On Tuesday in Pittsburgh, the Reds held a commanding lead over the Pirates before the home team rallied for three runs in the bottom of the seventh inning to reach a tie at five runs.
The breaking blow to the Bucs came in the ninth inning — off the bat of Todd Frazier.
With Pittsburgh closer Jason Grilli in the game, Frazier belted a solo home run over the centerfield fence to break the tie and ultimately win the game.
''I know he didn't want to walk me and put a guy on base,'' Frazier told the Associated Press. ''I was looking to get a fastball I could handle and, fortunately, I was able to connect.''
The blast was his 16th of the year, which leads the Reds. The third baseman also leads the team in strikeouts with 62. But the power tradeoff is well worth it for the club and its 28-year old third baseman.
Frazier has been getting on base at an effective rate with a .276 batting average (fourth on the team) and an .872 on-base plus slugging percentage (second on the team).
"He's very confident now that he can be a major league player," Cincinnati manager Bryan Price said of the four-year veteran. "He has been able to put home runs, RBIs, run production and stolen bases into one package."
In his last four games, Frazier has three multi-hit performances. On Tuesday, he also reached base on a single. The Point Pleasant, N.J. native is batting .308 over his last ten games.
Easily having the best start to his career since busting onto the Major League scene in 2010, Frazier still doesn't quite have the national following he may deserve.
He trails Nolan Arenado of the Colorado Rockies, Aramis Ramirez of the Milwaukee Brewers, David Wright of the New York Mets, Juan Uribe of the Los Angeles Dodgers and Pablo Sandoval of the San Francisco Giants in the National League All-Star fan voting at third base.
He can still be selected to the All-Star Game, which will be played on July 15 in Minneapolis as a managerial or fellow player selection. His statistical qualifications could land him on the Final Man vote, too.
Frazier was the hero on Monday as the Reds improved to 34-35, but it wasn't the first time he's been heralded by his teammates.
In fact, it was another home run that lifted him into the limelight. Though that blast may have been more special.
On March 17, 2013, Frazier hit a home run in the sixth inning of an eventual 11-1 win over the Miami Marlins. The home run and 11-run scoring output came at the request of the Cincinnati bat boy, Ted Kremer, who suffered from a developmental disability.

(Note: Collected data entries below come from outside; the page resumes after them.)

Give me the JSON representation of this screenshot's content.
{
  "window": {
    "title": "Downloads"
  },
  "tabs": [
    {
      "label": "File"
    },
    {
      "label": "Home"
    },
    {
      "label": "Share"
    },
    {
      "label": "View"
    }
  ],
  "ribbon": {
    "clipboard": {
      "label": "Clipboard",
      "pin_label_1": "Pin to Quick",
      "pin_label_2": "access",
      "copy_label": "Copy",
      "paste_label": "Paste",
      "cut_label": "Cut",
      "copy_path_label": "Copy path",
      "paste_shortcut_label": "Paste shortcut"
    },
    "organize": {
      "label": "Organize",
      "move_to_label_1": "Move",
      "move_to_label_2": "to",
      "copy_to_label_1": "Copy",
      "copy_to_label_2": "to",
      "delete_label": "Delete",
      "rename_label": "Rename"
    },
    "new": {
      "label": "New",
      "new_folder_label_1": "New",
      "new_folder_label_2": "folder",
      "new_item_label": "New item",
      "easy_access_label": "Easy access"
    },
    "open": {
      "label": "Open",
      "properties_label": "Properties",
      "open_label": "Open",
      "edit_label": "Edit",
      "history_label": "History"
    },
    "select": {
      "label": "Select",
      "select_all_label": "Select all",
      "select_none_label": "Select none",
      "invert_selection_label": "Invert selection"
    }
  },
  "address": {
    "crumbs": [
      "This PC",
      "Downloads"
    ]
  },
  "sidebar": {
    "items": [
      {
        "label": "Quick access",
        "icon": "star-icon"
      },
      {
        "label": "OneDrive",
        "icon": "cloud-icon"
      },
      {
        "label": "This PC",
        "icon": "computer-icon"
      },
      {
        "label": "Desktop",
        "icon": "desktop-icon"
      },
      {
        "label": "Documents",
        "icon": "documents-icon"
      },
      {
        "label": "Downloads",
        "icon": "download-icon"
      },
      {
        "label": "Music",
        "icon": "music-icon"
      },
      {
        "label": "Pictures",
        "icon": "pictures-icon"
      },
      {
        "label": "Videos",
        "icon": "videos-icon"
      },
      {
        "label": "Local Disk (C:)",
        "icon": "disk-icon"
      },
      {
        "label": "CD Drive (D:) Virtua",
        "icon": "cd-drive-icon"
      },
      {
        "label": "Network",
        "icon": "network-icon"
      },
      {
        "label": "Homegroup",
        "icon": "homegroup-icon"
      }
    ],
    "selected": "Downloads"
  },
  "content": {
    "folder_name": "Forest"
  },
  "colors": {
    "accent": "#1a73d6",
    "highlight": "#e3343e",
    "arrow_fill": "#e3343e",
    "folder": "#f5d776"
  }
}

Kremer was there to greet Frazier at home plate after he fulfilled his request and helped completed his prediction.
"It was great how excited — that look,” Frazier told Cincinnati.com. “I started smiling even before I hit home plate because I knew it. They said he forgot to pick the bat up, so the umpire was yelling at him. It was such a great guy. You can’t get mad — even if you have a terrible day. How can you be mad when you’ve got a guy like that around?”
Frazier finished the 2013 season with 19 home runs and a .234 batting average. He's on pace to shatter both of those marks in 2014.
And maybe make some more memorable moments in the process.